Il faudra se méfier de cette impression tout en trompe l’œil de dépouillement comme vient la construction étrange que forme « 20 Octobre ». « La vie de court » n’acceptera pas une écoute inattentive. C’est sans doute l’une des vertus des grands disques, de ne pas tolérer autre chose qu’une totale attention. Souvent construit autour d’un Xylophone qui sonne comme le Trumba de Louis Thomas Harding, les neuf titres de ce troisième album de Garden With Lips ont tous l’envie de venir nous perturber et désaxer nos points d’amarrage.  Cela sonne parfois comme un rap littéraire et chuchoté comme « Tes envies romantiques » qui prouve que le spoken Word peut emprunter d’autres chemins que ceux d’un Michel Cloup.
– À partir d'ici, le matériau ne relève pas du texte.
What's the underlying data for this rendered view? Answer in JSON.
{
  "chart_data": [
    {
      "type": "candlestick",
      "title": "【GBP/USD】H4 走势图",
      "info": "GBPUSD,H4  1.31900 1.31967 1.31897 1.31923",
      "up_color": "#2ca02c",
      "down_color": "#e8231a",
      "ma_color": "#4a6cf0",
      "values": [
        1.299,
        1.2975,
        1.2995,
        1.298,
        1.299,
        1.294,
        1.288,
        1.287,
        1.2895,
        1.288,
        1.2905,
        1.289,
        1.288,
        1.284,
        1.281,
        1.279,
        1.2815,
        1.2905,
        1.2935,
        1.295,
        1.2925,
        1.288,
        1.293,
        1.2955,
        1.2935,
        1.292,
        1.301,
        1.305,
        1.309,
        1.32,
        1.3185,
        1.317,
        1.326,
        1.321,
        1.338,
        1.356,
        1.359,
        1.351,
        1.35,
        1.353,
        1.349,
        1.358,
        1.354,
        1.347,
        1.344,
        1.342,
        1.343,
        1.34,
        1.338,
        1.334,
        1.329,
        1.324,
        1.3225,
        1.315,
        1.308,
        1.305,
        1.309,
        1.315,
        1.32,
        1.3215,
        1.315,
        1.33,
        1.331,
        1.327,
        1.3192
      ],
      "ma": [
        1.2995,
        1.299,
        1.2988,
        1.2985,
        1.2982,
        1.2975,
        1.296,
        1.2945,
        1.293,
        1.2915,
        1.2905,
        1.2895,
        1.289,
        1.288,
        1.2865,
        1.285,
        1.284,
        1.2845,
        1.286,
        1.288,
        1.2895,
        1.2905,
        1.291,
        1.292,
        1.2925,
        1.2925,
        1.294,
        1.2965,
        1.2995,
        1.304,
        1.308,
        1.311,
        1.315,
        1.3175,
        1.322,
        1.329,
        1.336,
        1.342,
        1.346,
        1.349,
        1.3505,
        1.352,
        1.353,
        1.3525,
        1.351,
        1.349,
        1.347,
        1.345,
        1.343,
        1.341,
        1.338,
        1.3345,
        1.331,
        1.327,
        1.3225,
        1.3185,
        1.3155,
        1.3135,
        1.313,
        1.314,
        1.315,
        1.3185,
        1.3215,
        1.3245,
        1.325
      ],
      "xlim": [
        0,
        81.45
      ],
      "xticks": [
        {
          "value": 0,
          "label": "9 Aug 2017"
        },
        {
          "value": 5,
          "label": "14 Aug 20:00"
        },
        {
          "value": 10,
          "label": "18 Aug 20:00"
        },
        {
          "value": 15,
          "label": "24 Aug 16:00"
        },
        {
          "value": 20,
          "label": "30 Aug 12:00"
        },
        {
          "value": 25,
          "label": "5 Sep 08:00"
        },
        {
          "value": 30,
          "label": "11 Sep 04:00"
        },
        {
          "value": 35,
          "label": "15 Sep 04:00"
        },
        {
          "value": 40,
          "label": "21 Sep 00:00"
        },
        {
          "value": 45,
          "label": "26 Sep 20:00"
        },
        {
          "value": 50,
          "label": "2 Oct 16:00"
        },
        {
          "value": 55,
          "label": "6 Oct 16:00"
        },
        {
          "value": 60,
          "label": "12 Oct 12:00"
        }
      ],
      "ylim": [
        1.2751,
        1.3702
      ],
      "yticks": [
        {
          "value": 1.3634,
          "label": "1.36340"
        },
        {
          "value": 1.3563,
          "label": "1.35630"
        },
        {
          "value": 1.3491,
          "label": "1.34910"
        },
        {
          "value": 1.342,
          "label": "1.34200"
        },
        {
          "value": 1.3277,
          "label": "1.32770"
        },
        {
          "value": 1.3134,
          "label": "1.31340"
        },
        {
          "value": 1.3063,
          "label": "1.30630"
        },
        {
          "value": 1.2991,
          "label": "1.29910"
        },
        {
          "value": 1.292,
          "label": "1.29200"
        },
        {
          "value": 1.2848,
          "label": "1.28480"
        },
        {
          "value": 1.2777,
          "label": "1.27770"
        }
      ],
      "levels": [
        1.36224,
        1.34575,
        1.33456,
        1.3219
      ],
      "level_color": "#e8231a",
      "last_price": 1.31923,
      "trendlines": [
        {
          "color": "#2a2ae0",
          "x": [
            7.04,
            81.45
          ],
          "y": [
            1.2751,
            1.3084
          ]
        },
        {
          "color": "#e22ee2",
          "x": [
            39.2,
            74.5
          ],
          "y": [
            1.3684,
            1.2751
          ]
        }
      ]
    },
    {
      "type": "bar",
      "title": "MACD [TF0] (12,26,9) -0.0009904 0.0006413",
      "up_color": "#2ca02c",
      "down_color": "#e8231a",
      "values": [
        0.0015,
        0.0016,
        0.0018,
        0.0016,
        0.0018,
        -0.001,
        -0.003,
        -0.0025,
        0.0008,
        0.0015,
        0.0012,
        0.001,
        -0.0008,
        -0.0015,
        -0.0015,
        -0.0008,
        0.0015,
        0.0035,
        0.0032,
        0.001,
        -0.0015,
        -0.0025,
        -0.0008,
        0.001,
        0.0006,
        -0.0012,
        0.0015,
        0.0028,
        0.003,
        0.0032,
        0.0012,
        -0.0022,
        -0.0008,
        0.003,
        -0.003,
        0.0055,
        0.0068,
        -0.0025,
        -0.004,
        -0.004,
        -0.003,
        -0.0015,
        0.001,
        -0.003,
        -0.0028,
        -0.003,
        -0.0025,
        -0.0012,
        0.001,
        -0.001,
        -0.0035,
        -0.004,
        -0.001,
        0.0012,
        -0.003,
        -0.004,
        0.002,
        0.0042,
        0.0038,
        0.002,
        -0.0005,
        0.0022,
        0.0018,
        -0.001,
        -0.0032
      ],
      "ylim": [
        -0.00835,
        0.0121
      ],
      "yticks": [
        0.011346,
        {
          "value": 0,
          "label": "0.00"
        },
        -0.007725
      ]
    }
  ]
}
On pensera parfois au Pascal Bouaziz des premiers Mendelson. Mais la communauté d’esprit ne s’arrête pas là avec l’auteur du sublime « Haikus ». On retrouve chez les deux une écriture acerbe, économe et paradoxalement tendre. Attardez vous par exemple sur « De temps en temps » avec ces mots ombreux.

La musique de Garden With Lips se nourrit de murmures, de sons de la vie, du pouls du quotidien. Elle est aussi et surtout quelque chose qui ressemble à un mirage, cette impression de présence au loin, cet impalpable, ce presque fuyant. Du « Tête têtue » en touches pointillistes à ce « Carole » comme une comptine dérangée ou encore « L’adolescence » tout en rupture  avec cette lente progression qui rappellera dans sa construction le « Nacer Bianco » de Borja Flames.

On n’oubliera pas non plus « Le soleil » en conclusion et la collaboration de Laetitia Velma déjà croisée aux côtés de Garden With Lips sur les deux autres albums. Se dégage de cette balade crépusculaire une volonté de se dégager de ce qui nous englue.

Garden With Lips avec « La  vie de court » signe un des essentiels de l’année 2016 et sans aucun doute le meilleur d’une discographie pourtant déjà passionnante. Un disque qui sonne comme la vie et ses milles et un tracas.